Depending on the condition of the neck, treatment of the anterior platysma should also be decided upon prior to the SMAS treatment. Because the SMAS and platysma represent the same anatomical layer, treatment of each area will affect the result of the other. If platysmaplasty is performed first, the descended jowl fat is often prevented from being repositioned from the neck. Movement of the superficial fascia will be diminished after SMAS treatment, creating a loss of aesthetic contour and the inability to modify its shape. If SMAS treatment is performed prior to the platysmaplasty, descended jowl fat can be repositioned above the mandibular border, allowing aesthetic contouring of the jawline. The authors prefer SMAS treatment prior to platysmaplasty because it creates a diminished need to resect cervical fat and allows the anterior cheek to be augmented by SMAS mobility.
During subcutaneous dissection, a thin, uniform, cobblestoned layer of fat should be maintained on the skin flap to preserve blood supply. Dissection in this plane allows the anterior parotid SMAS to be identified more readily. The decision to perform plication versus dissection of a SMAS flap is often decided upon intraoperatively. In general, if the SMAS is grasped with a forceps and it is easily mobile and can be repositioned 1–2 cm, plication can be successfully performed. A secondary indication is the need for additional facial fullness in the malar area especially in thin faced patients. The plication can be designed such that it acts as an autologous tissue auto-augmentation. This is particularly the case with the use of purse-string sutures in the SMAS as described by Tonnard and Verpaele (see Chapter 9 ).

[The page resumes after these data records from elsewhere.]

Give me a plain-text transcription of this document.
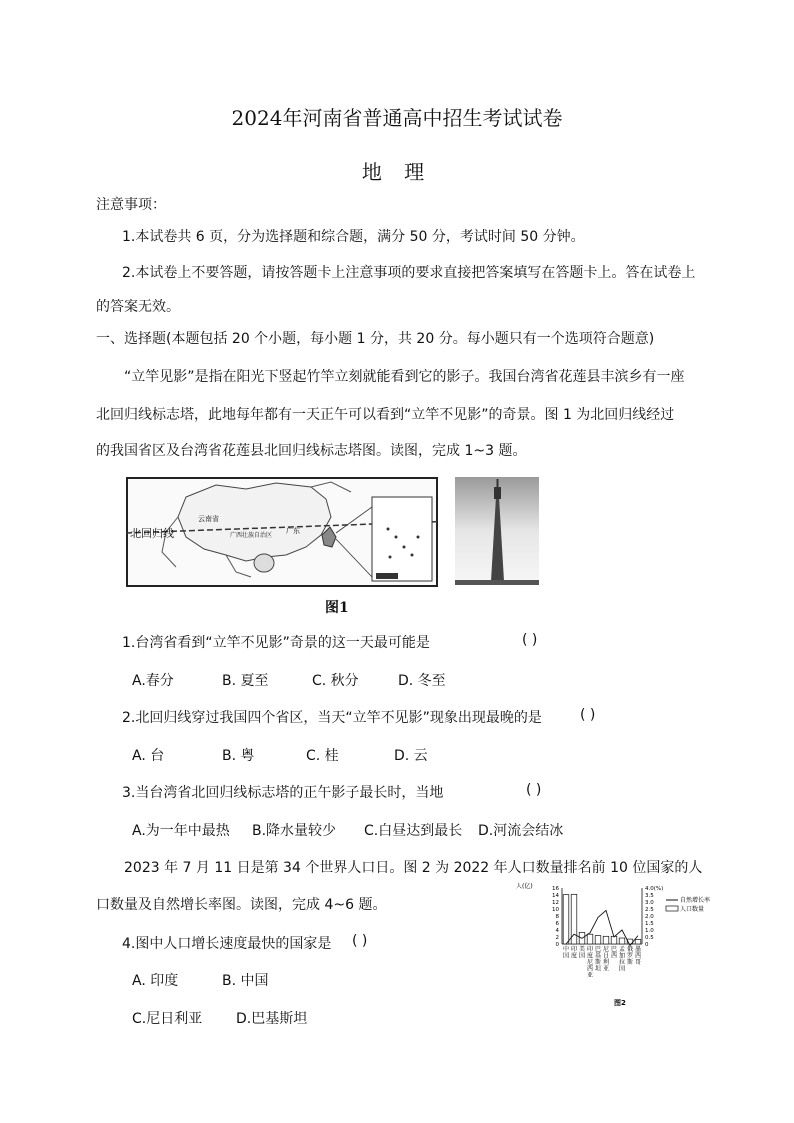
2024年河南省普通高中招生考试试卷
地 理
注意事项：
1.本试卷共 6 页，分为选择题和综合题，满分 50 分，考试时间 50 分钟。
2.本试卷上不要答题，请按答题卡上注意事项的要求直接把答案填写在答题卡上。答在试卷上
的答案无效。
一、选择题(本题包括 20 个小题，每小题 1 分，共 20 分。每小题只有一个选项符合题意)
“立竿见影”是指在阳光下竖起竹竿立刻就能看到它的影子。我国台湾省花莲县丰滨乡有一座
北回归线标志塔，此地每年都有一天正午可以看到“立竿不见影”的奇景。图 1 为北回归线经过
的我国省区及台湾省花莲县北回归线标志塔图。读图，完成 1~3 题。
北回归线
云南省
广西壮族自治区
广东
图1
1.台湾省看到“立竿不见影”奇景的这一天最可能是	( )
A.春分	B. 夏至	C. 秋分	D. 冬至
2.北回归线穿过我国四个省区，当天“立竿不见影”现象出现最晚的是	( )
A. 台	B. 粤	C. 桂	D. 云
3.当台湾省北回归线标志塔的正午影子最长时，当地	( )
A.为一年中最热 B.降水量较少 C.白昼达到最长 D.河流会结冰
2023 年 7 月 11 日是第 34 个世界人口日。图 2 为 2022 年人口数量排名前 10 位国家的人
口数量及自然增长率图。读图，完成 4~6 题。
4.图中人口增长速度最快的国家是 ( )
A. 印度	B. 中国
C.尼日利亚 D.巴基斯坦
人(亿)
0
2
4
6
8
10
12
14
16
0
0.5
1.0
1.5
2.0
2.5
3.0
3.5
4.0(%)
中国
印度
美国
印度尼西亚
巴基斯坦
尼日利亚
巴西
孟加拉国
俄罗斯
墨西哥
自然增长率
人口数量
图2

There are several options for plication. In part, the design of the plication should be determined by the aesthetic result that is desired in each particular patient. For example, if a patient has deepened nasolabial folds and jowling, a fusiform plication can be designed ( Figure 11.7 ). In this technique, a surgical marker is used to design a line which extends from the malar eminence obliquely to the angle of the mandible. A fusiform or lenticular ellipse is then designed to encompass this line for the desired plication. In general, the widest portion of the ellipse is closed first in order to gauge the extent of SMAS redistribution.